Most sports have optional conditioning periods; however, football has mandatory training nearly year round.
Starting in January, players train towards Spring Ball, a period in spring that starts after spring sports end. Rob Polous, the head coach of Sequoia’s football team, says the integration of Spring ball is necessary to introduce new players into the sport and insure that old ones maintain their abilities.
“Every other sport has an out-of-season equivalent to continue training [outside of Sequoia], but football doesn’t,” Polus said.
Before a player can be invited to spring ball they must complete a certain number of specific gym workouts in the weight room—players involved in spring sports are told to attend roughly 40 percent of workouts and the rest are asked to participate in 75 percent. Only after completing all requirements are players able to play Spring Ball.
“Spring Ball is an introduction to the season. It’s like dead week: you go over the [fundamentals of football],” sophomore Rahul Chaudhry said.
Workouts are held before school on Tuesdays and Thursdays, after school every day except Wednesday and on Saturday mornings.
“We’ve tried to do everything we can to make it flexible. We used to have an official start time, but we’ve tried to make it easier so that kids can come in and get out,” Polus said.

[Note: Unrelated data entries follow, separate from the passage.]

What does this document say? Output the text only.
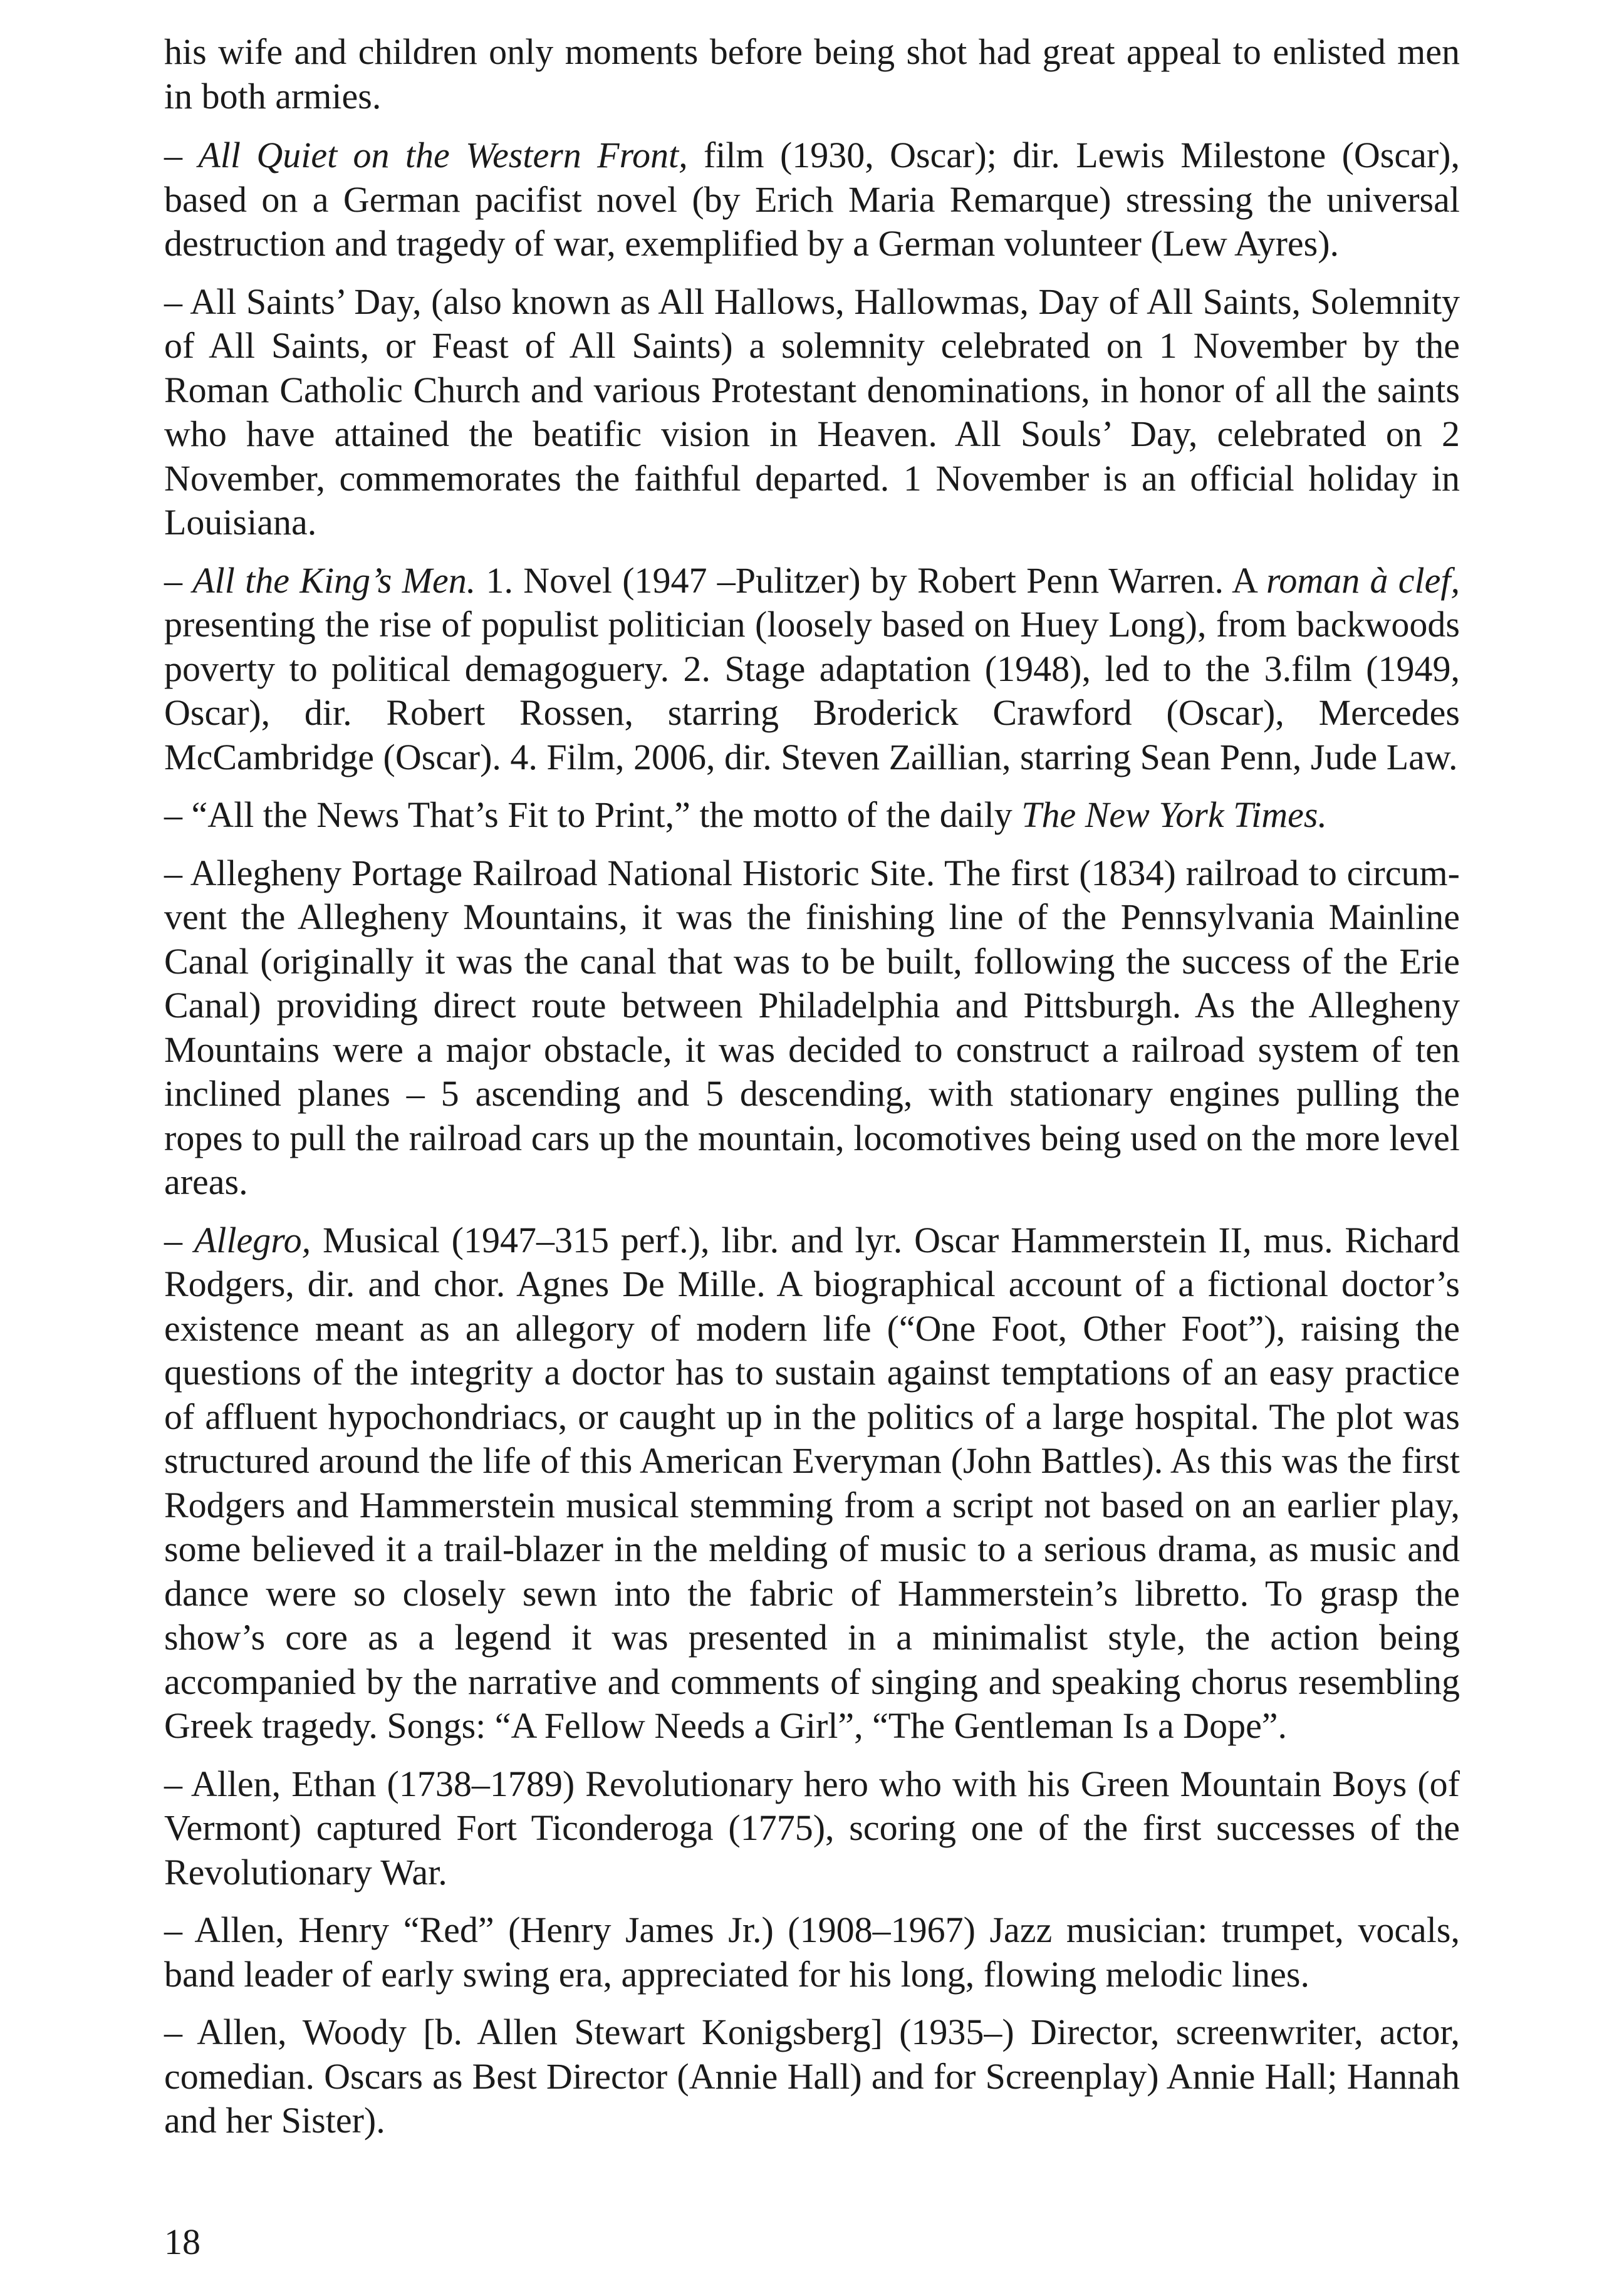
his wife and children only moments before being shot had great appeal to enlisted men in both armies.

– All Quiet on the Western Front, film (1930, Oscar); dir. Lewis Milestone (Oscar), based on a German pacifist novel (by Erich Maria Remarque) stressing the universal destruction and tragedy of war, exemplified by a German volunteer (Lew Ayres).

– All Saints’ Day, (also known as All Hallows, Hallowmas, Day of All Saints, Solemnity of All Saints, or Feast of All Saints) a solemnity celebrated on 1 November by the Roman Catholic Church and various Protestant denominations, in honor of all the saints who have attained the beatific vision in Heaven. All Souls’ Day, celebrated on 2 November, commemorates the faithful departed. 1 November is an official holiday in Louisiana.

– All the King’s Men. 1. Novel (1947 –Pulitzer) by Robert Penn Warren. A roman à clef, presenting the rise of populist politician (loosely based on Huey Long), from backwoods poverty to political demagoguery. 2. Stage adaptation (1948), led to the 3.film (1949, Oscar), dir. Robert Rossen, starring Broderick Crawford (Oscar), Mercedes McCambridge (Oscar). 4. Film, 2006, dir. Steven Zaillian, starring Sean Penn, Jude Law.

– “All the News That’s Fit to Print,” the motto of the daily The New York Times.

– Allegheny Portage Railroad National Historic Site. The first (1834) railroad to circumvent the Allegheny Mountains, it was the finishing line of the Pennsylvania Mainline Canal (originally it was the canal that was to be built, following the success of the Erie Canal) providing direct route between Philadelphia and Pittsburgh. As the Allegheny Mountains were a major obstacle, it was decided to construct a railroad system of ten inclined planes – 5 ascending and 5 descending, with stationary engines pulling the ropes to pull the railroad cars up the mountain, locomotives being used on the more level areas.

– Allegro, Musical (1947–315 perf.), libr. and lyr. Oscar Hammerstein II, mus. Richard Rodgers, dir. and chor. Agnes De Mille. A biographical account of a fictional doctor’s existence meant as an allegory of modern life (“One Foot, Other Foot”), raising the questions of the integrity a doctor has to sustain against temptations of an easy practice of affluent hypochondriacs, or caught up in the politics of a large hospital. The plot was structured around the life of this American Everyman (John Battles). As this was the first Rodgers and Hammerstein musical stemming from a script not based on an earlier play, some believed it a trail-blazer in the melding of music to a serious drama, as music and dance were so closely sewn into the fabric of Hammerstein’s libretto. To grasp the show’s core as a legend it was presented in a minimalist style, the action being accompanied by the narrative and comments of singing and speaking chorus resembling Greek tragedy. Songs: “A Fellow Needs a Girl”, “The Gentleman Is a Dope”.

– Allen, Ethan (1738–1789) Revolutionary hero who with his Green Mountain Boys (of Vermont) captured Fort Ticonderoga (1775), scoring one of the first successes of the Revolutionary War.

– Allen, Henry “Red” (Henry James Jr.) (1908–1967) Jazz musician: trumpet, vocals, band leader of early swing era, appreciated for his long, flowing melodic lines.

– Allen, Woody [b. Allen Stewart Konigsberg] (1935–) Director, screenwriter, actor, comedian. Oscars as Best Director (Annie Hall) and for Screenplay) Annie Hall; Hannah and her Sister).

18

Some players feel this additional part of football is unnecessary, as it gets in the way of other responsibilities.
“Getting all the workouts in on time is really hard. With school and doing another sport, it’s really difficult,” sophomore Jacob Walker said.
Two years ago coaches established a system to reduce academic pressure put on students while going to practices.
“There was a reward system where your grades would change to commitment points,” said junior Duncan Stewart. “The higher your GPA, the more commitment points you could get, but [it was taken] away because [it was] said that kids would use that as an excuse to not workout.”